En plus de l’embargo, l’Irak de l’après-guerre a été encore mis à dure épreuve par les bombardements que distillent les forces aériennes anglo-américaines dans ce que l’on appelle la “no fly zone” au sud du pays, une zone interdite à l’aviation irakienne. Sur la base de différentes sources d’information, l’auteur note que, en dix-huit mois, «les forces aériennes et navales américaines ont accompli trente-six mille sorties sur l’Irak, dont vingt-quatre mille étaient des missions de combat [jusqu’en janvier 1999]. Durant l’année 1999, l’aviation anglo-américaine a lancé plus de mille huit cents bombes et frappé quatre cent cinquante objectifs». Objectifs militaires? Pilger raconte une visite qu’il a faite dans un village des environs de Mossoul et son entretien avec les bergers qui avaient vu leurs proches déchirés par les “bombes intelligentes”. Combien de victimes dans ces incursions? Et combien de sources de subsistance et d’assistance pour la population épuisée ont-elles été détruites? À ce propos, le livre reproduit les conclusions d’un rapport de l’ONU dont l’auteur a pu prendre connaissance durant un colloque avec Hans von Sponeck, le plus haut fonctionnaire des Nations unies en Irak. Dans ce rapport relatif à la période 28 décembre 1998-31 mai 1999, Pilger note que sont énumérées des douzaines d’attaques semblables «à des villages, à un quai de port de pêche, près d’un magasin du programme alimentaire». Au point que Von Sponeck lui-même, dit l’auteur, avait ordonné de suspendre les expéditions [d’aide ONU] pendant plusieurs heures l’après-midi, au moment où avait lieu un grand nombre de ces attaques».
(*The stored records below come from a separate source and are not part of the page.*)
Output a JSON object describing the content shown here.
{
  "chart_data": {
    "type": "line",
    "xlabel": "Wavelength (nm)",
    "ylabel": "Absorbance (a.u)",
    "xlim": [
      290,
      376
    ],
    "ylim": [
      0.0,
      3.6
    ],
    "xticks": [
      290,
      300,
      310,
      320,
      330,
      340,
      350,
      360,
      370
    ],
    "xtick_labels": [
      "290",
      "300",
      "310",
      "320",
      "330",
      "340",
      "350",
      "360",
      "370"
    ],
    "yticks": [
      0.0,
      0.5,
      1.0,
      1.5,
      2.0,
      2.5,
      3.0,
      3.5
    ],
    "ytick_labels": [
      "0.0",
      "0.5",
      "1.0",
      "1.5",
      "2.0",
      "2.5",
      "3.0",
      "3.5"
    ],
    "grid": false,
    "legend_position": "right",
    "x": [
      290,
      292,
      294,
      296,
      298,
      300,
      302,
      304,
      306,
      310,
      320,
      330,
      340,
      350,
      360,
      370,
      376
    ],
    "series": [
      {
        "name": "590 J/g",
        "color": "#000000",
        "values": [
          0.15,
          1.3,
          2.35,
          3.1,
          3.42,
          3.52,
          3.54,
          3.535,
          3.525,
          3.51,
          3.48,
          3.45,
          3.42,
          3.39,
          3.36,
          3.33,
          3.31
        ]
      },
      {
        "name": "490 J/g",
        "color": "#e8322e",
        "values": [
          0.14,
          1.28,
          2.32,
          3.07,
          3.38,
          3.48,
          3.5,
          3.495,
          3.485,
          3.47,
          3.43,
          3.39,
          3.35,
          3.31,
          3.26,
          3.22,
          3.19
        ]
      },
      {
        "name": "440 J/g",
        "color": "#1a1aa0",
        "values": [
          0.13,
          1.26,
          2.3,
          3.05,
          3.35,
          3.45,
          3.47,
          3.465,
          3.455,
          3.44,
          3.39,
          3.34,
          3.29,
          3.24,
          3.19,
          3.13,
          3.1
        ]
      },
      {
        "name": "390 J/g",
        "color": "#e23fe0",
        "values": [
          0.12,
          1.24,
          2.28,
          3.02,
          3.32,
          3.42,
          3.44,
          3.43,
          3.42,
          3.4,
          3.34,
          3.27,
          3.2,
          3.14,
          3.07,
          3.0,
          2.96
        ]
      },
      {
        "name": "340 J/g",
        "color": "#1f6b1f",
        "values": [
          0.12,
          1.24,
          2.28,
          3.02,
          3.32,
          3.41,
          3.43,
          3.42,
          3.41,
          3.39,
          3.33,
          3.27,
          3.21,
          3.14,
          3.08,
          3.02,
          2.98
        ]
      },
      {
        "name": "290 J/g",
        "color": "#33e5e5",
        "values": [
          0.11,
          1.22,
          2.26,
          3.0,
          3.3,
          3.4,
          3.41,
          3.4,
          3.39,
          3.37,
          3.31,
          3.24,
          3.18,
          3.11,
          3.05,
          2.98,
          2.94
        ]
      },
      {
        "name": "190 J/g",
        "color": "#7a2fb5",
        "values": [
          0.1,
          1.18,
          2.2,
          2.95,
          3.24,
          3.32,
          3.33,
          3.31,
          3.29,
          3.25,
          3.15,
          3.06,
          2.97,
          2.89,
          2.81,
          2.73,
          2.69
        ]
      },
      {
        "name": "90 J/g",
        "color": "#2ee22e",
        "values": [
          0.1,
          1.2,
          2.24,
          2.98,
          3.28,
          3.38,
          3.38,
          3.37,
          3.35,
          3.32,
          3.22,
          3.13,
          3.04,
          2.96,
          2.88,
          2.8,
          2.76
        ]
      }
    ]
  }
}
À droite, une femme irakienne assiste son enfant à l’hôpital pédiatrique de Nassiriya, à 370 km de Bagdad; certains médecins pensent que la croissance des maladies tumorales chez les enfants peut avoir pour cause les bombardements de 1991
Je laisse à d’autres le soin d’approfondir tout ce qui vient d’être dit. Et il reste aussi à vérifier si le tyran irakien a actuellement des armes de destruction de masse en sa possession. Mais ces documents font espérer que maintenant, d’une façon plus efficace qu’alors, toutes les voies de la diplomatie seront explorées pour résoudre la crise actuelle d’une façon pacifique. Parce que si, comme c’est probable, la parole est donnée aux canons, au-delà de la propagande, ce sera encore pour le peuple irakien l’abattoir. Et un abattoir peu “intelligent”.